In this passage, Jesus is accused of breaking the law for having chastised the tradesmen in the temple. He's also asked by what authority he's done so, since he's not officially a Levitical priest and doesn't have the training normally required to be a rabbi. But, instead of giving in to this accusation and its set-up to put him on the defensive, Jesus responds with a few charges of his own. What's in the heart of his accusers, however, isn't sincere seeking here. It's a way to bring charges against him because his power with the people is growing too strong, and because this faith of the people he's preached to is a threat to the way that things are done. These motives have to do with envy and competition. So, when Jesus asks about John the Baptist, they can't answer, because they fear the will of the people. And then Jesus goes further, and speaks about sincerity, the embrace of the truth, and the always-open power of repentance - this capacity to "change our minds" and to seek with that deeper sense of self that which we respond to that gives us peace, a reconciliation to something we know is true, and that asks us to clear out the things, the obstacles, that stand in its way in us.

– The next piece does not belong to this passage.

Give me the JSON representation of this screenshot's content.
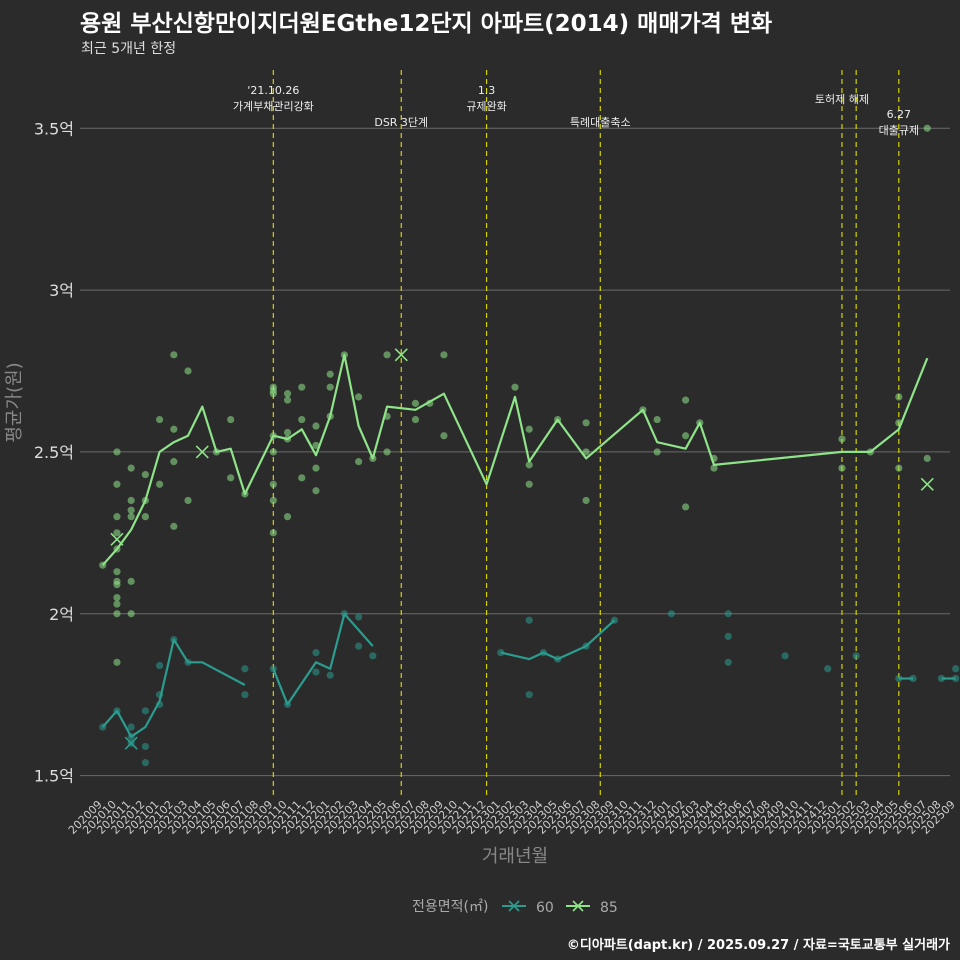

In Luke Chapter 6, Jesus is quoted as saying, "A good man out of the good treasure of his heart brings forth that which is good; and an evil man out of the evil treasure of his heart brings forth that which is evil: for of the abundance of the heart his mouth speaks." So, we could ask, what's your treasure? In the Eastern Christian spiritual tradition, there is what is known as "the mind in the heart." In spiritual or religious terms, "the mind" is a faculty capable of apprehending God, or rather God's wisdom - something with which we are endowed that enables us to understand more than what's around us and what our experiences are, but also to have insight, a faculty for wisdom and not just information, to understand a relationship with God. "The heart" in spiritual terms is that deepest part of ourselves, the place where we dwell as a child of the Creator before all else. As Bishop Kallistos Ware has put it, this is the place that denotes us as a "spiritual subject." "The mind in the heart" allows us to recall that which might just change our minds, produce repentance, see a better way to live or to look at life, differently from what we've always done or thought. It allows us to go beyond our assumptions, our emotions, our threatened feelings. This acceptance and integration of "the mind in the heart" is a lifetime process, a day by day kind of going forward in this sense of repentance - in Greek metanoia or "change of mind." May you make the most of the gift, and recall, in Jesus' words, that we all stand as equals before this reality that gives us the gift of this truth, and seek it for yourself in the depth of the heart.